Might start a hashtag. #yourswampmygarden

angelcakerocks · 03/03/2017 20:16

YANBU - it's different because as well as all the practical stuff you have to make all the parenting decisions alone (or sometimes with a difficult ex trying to make life even more difficult for you) and you have the extra emotional burden of the upset of the dcs at not having the other parent around. Plus the stigma of single parenthood which sadly still does exist.

So no, it's not the same. As a long term lp what surprises me is the amount of times people say this to me, or just complain to me that dh is away for a few days or something. It doesn't bother me especially though as I know they haven't meant to upset me by it, they just don't realise.

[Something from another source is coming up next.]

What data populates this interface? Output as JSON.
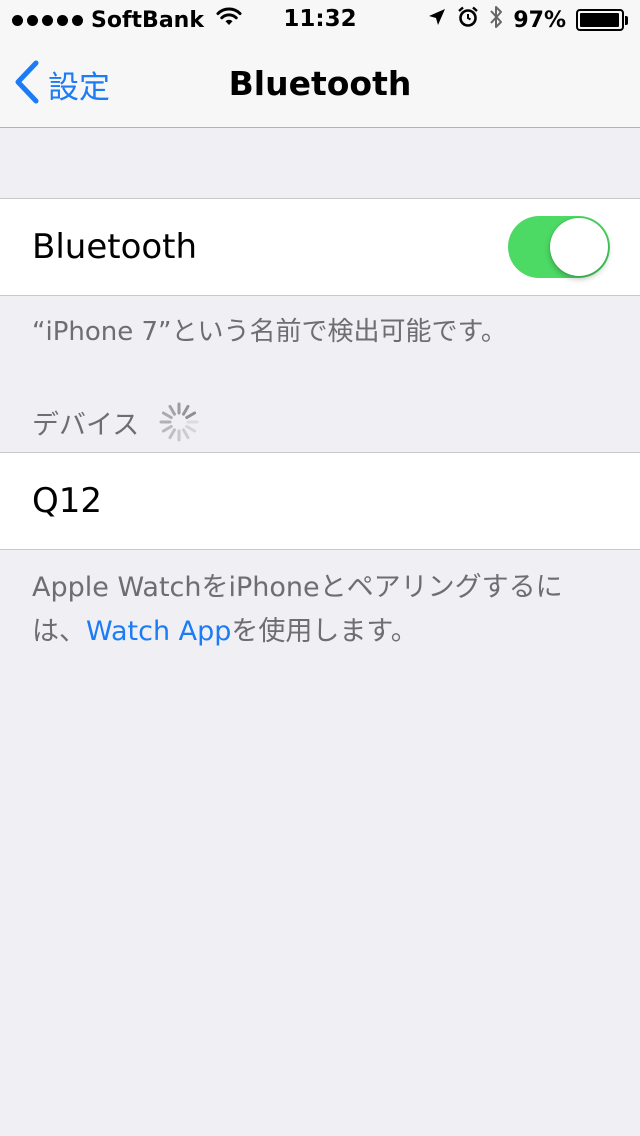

Headofthehive55 · 03/03/2017 20:36

I think people do look for common ground. It doesn't make your struggle any more or less, but can help you empathise.
There is often a difference in what you think and what really happens.
Although I have a DH so you might imagine that he's there on tap, ready with the support etc, no, I was on my own when I was told our child was brain damaged, and couldn't even get hold of him on the phone.
So I hugely empathise, because I get a glimpse of what lone parenting might be like for some people. Yes to the worry over becoming ill or dying overnight, how would anyone know? That used to worry me when my kids were small - DH worked out of phone range remote place.

Shenanagins · 03/03/2017 20:45

My oh works away a lot and whilst I realise that I'm perfectly capable of coping in my own ( and do) it's the emotional support I miss.

But and here's the big but, I know that he'll be back so I have that safety net and that makes it very different to actually doing it day in day out all the time.

So hats off to single parents, it must be bloody tough.

chitofftheshovel · 03/03/2017 20:55

I would rather be on my own (which I am) than lonely in a relationship.

And I prefer just knowing that I had to do everything because I'm on my own rather than having false expectations that another adult will help out. Best off single for sure.

wildpoppiesanddaisies · 03/03/2017 20:57

But why SAY that chit!

'My child has autism. It's really hard.'
'I would rather have a child with autism than one with Down's syndrome.'

I mean, in any other context it doesn't work, so why are lone parents supposed to be so grateful they aren't with a twat?